I
love us sinning, this veil of pictures, as to decorate a psyche; to love
perfection, as an imperfect soul, feigning perfection. I found us laughing, as born
contradiction, this petit joy. We
couldn’t be free, as such as freedom, to die so perfectly. Our pious minds, found with friction, to
sex so violently; wherewith, is pain, this treasured affliction, as to churn
through feelings. Its miracle rain, therewith, are scars, the beauty of
tragedy; this perfect love, whereat, are poisons, to subvert a soul. I cried in lust, to wobble in agony, torn
by a flickering flame.
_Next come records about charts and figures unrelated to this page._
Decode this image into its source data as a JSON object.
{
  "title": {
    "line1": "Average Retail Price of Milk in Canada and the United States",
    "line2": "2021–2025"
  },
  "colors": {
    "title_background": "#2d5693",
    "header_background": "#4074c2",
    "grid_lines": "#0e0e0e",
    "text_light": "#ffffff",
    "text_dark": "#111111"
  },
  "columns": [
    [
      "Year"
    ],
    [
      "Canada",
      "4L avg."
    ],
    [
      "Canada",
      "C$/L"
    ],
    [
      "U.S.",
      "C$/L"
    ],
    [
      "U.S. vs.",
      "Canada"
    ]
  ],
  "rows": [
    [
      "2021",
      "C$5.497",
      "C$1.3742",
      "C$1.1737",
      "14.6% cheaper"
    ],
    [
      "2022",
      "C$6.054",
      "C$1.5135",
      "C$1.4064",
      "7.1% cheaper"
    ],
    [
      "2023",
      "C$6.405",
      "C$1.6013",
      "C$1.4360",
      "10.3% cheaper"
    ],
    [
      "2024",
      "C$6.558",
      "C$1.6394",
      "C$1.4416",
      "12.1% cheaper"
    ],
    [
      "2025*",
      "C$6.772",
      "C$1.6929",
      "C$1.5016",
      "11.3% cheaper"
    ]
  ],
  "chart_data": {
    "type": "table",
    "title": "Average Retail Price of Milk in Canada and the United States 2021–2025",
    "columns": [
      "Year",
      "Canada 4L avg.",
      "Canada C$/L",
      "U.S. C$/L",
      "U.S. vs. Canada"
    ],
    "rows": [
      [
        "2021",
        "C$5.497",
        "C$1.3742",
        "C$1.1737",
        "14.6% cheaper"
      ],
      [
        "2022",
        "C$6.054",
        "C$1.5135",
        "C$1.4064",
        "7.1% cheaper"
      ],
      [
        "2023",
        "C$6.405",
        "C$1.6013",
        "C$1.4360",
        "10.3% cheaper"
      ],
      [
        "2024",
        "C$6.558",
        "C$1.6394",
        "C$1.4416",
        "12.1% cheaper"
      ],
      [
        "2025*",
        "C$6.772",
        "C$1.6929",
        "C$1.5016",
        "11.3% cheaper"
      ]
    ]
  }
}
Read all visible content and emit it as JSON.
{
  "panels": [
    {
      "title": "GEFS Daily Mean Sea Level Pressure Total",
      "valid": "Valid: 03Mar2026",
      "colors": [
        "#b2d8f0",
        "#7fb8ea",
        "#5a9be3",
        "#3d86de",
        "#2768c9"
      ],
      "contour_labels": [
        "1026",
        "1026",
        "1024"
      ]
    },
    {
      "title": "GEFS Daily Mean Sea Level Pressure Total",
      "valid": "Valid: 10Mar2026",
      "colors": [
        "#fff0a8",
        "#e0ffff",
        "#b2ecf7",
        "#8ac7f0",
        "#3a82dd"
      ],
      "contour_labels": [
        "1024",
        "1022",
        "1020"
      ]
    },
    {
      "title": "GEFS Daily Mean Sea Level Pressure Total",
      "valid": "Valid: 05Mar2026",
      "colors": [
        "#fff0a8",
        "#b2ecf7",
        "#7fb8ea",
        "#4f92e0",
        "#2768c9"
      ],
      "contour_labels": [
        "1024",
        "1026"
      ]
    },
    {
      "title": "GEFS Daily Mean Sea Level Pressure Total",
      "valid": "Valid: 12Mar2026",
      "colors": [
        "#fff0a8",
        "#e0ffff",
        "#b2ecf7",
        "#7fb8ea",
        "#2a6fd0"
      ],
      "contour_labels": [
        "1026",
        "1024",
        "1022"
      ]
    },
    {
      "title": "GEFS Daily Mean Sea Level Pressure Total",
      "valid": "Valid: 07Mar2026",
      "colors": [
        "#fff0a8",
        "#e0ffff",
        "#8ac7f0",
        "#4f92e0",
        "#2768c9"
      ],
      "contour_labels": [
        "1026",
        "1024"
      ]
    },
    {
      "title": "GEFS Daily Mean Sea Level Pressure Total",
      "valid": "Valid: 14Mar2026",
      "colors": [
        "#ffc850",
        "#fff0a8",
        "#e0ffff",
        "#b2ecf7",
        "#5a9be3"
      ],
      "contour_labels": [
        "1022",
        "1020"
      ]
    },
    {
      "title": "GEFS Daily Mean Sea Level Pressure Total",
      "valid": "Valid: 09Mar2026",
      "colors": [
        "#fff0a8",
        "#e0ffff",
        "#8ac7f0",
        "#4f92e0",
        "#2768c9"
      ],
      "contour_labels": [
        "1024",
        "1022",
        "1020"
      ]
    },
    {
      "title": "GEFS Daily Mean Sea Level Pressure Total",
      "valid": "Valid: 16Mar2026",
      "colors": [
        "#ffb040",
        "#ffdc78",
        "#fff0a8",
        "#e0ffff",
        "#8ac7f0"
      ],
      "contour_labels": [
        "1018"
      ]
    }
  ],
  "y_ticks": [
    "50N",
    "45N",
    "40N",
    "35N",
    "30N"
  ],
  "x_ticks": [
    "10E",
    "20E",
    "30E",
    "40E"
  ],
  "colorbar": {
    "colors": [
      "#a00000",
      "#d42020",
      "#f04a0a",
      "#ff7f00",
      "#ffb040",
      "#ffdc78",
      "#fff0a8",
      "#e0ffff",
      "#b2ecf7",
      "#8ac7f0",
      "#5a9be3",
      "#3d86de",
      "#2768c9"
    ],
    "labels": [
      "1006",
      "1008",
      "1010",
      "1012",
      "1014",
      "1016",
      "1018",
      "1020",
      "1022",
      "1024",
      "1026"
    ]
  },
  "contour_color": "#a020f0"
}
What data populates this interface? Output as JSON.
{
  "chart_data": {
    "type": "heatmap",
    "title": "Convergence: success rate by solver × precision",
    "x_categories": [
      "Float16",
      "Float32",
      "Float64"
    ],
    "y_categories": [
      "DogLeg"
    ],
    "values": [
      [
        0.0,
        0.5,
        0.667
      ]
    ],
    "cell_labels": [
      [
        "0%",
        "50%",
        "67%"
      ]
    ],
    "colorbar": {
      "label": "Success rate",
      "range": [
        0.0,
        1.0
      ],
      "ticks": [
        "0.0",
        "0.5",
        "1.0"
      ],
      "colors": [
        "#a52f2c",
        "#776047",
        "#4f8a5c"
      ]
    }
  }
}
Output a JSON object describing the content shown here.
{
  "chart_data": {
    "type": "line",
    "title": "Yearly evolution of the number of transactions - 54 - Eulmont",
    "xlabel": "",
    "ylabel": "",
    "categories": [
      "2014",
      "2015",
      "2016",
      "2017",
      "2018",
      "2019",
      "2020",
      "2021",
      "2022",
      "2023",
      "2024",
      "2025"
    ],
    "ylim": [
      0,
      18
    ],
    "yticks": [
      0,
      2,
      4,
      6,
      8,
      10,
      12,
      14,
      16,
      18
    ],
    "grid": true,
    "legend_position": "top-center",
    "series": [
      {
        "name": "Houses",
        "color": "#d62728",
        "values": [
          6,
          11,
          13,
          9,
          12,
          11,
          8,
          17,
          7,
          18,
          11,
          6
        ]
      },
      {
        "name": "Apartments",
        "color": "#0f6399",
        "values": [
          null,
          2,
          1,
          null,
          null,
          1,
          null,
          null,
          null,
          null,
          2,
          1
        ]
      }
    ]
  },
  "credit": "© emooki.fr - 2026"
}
We raved this
dream, this pit of wails, as mystic as morphing traumas. There’s sudden passion, this passion of
tales, bonded through features-adrift; this friction of hearts, to travel so
far, as close as two bones. I hear
measures, as buried in fire, the winds taking refuge; to feel us soar, this
empty lot, confused as talking out loudly. Its 51/50, as blank our midnight,
labeled at a help center; to freeze in motion, as to capture love, a moment of
insecurity; as to feel hell, for mourning love, to feel unworthy; but so is
life, its deepest reality, wherewith, is favor. We dream of passion, pulled by
its calling, where hearts are wooed; as to speak of freedom, a slave of
instincts, as to ruin a perfect love. It’s the purity of darkness, this framed
dilemma, as impractical as fantasies; but more the practical, this pragmatic
dimension, where love is mathematics; but how for this, our matters of heart,
to awaken at a funeral; where all has perished, to become a ghost, a feature of
a memory; where death forgets, the luxury of souls, while love struggles to
remember. Its a thousand moments, wrapped in another’s arms, longing for
clarity;—I’m such a stranger, even to self, as to wrestle our aura. It’s
mustn’t be real, as for so many years, bottled in turmoil; but what for
essence, this innocent dove, as confused as adulthood.